Sidney Evans

Personal information
- Date of birth: 1893
- Place of birth: Darlaston, England
- Date of death: Unknown
- Height: 5 ft 8 in (1.73 m)
- Position: Outside right

Youth career
- Darlaston

Senior career*
- Years: Team / Apps / (Gls)
- 1920–1923: Cardiff City / 9 / (1)
- 1923–1925: Manchester United / 6 / (2)
- 1925–1926: Pontypridd
- Total:  / 15 / (3)

= Sidney Evans (footballer) =

English footballer

Sidney T. Evans (1893 – after 1925) was an English footballer who played as an outside right. He was born in Darlaston, near Walsall.
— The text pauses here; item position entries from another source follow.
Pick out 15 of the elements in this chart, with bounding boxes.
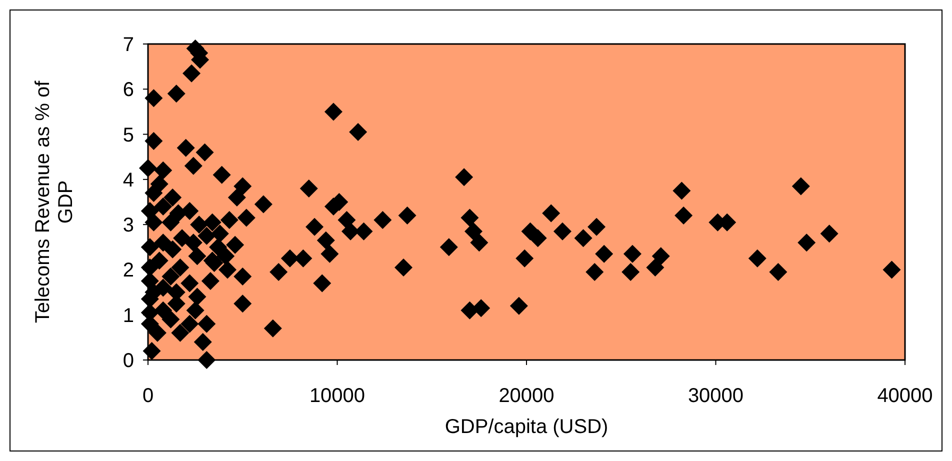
y-tick-label: 5 — [122, 124, 134, 146]
x-tick-label: 10000 — [309, 385, 366, 407]
x-axis-title: GDP/capita (USD) — [444, 416, 608, 438]
y-tick-label: 6 — [122, 79, 134, 102]
y-axis-title: Telecoms Revenue as % of GDP — [32, 80, 77, 324]
x-tick-label: 20000 — [498, 385, 554, 407]
x-tick-label: 30000 — [688, 385, 744, 407]
x-tick-label: 0 — [142, 385, 154, 407]
y-tick-label: 7 — [122, 34, 134, 56]
x-tick-label: 40000 — [877, 385, 933, 407]
y-tick-label: 2 — [122, 260, 134, 282]
y-tick-label: 0 — [122, 350, 134, 372]
y-tick-label: 3 — [122, 214, 134, 237]
y-tick-label: 1 — [122, 304, 134, 327]
y-tick-label: 4 — [122, 169, 134, 192]
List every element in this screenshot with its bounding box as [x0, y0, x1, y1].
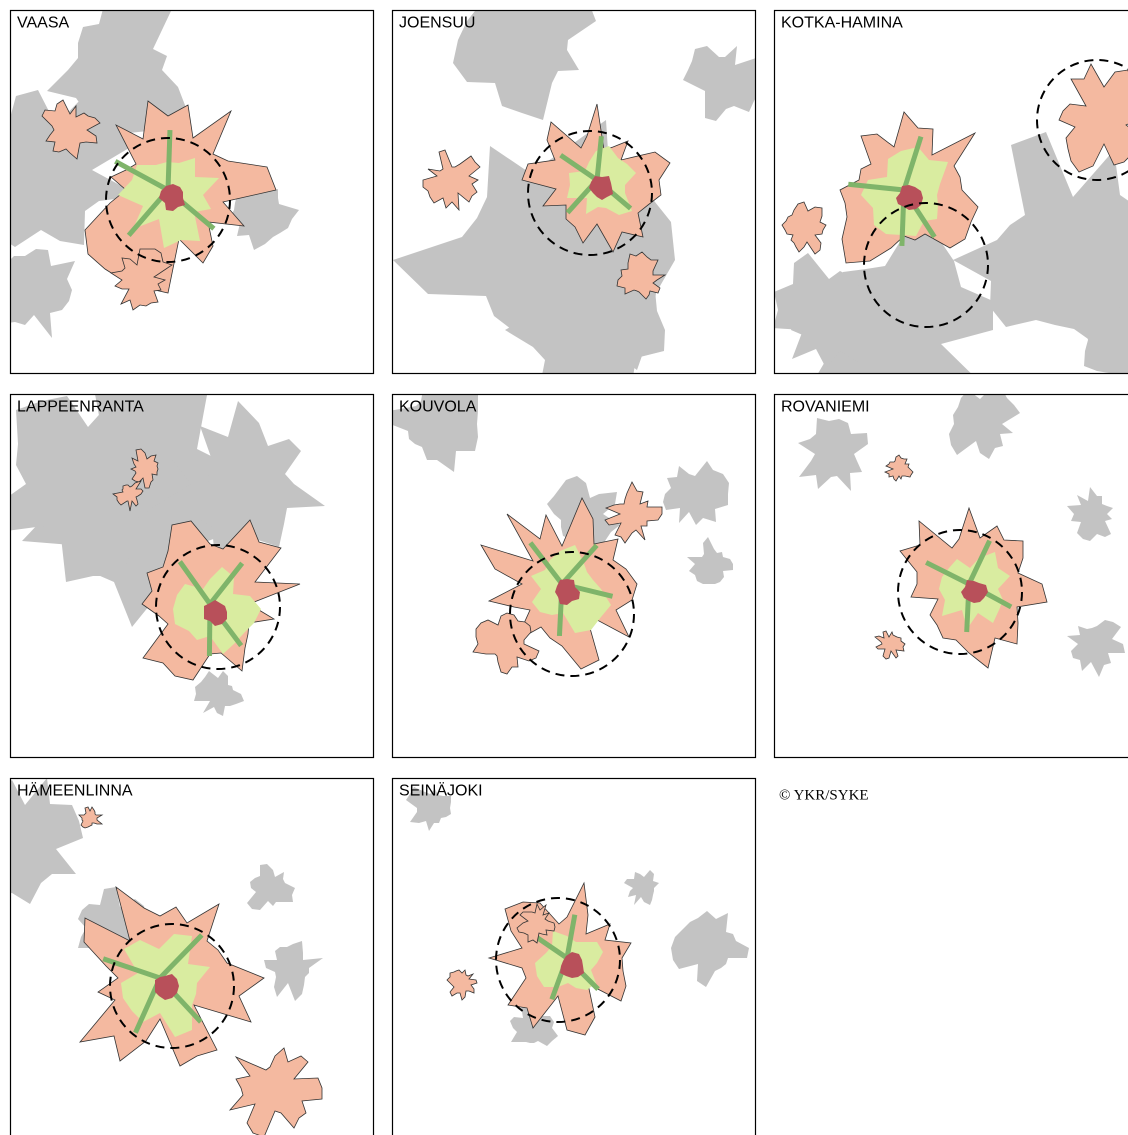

After being spotted playing amateur football, Evans was brought to Cardiff City by then manager Fred Stewart in the club's first season in The Football League, making his debut in a 1–0 defeat to Leeds United. In his second game, he scored what would later turn out to be his only goal for the club during a 3–0 victory over Nottingham Forest. Having helped the club to win promotion to the First Division in 1921, he struggled to make an impact on the side in his second year due to the performances of Billy Grimshaw and left the club in May 1923, signing for Second Division side Manchester United. There he played as back-up to Joe Spence, but he did not make his debut until April 1924, playing in the last six matches of the 1923–24 season, as the forward line was shuffled to cover the absent James Miller. His only two goals came in the 2–2 draw at home to Clapton Orient on 21 April 1924. Spence was ever-present in the 1924–25 season as Manchester United were promoted back to the First Division, and Evans took the opportunity to leave the club for Southern League side Pontypridd in August 1925.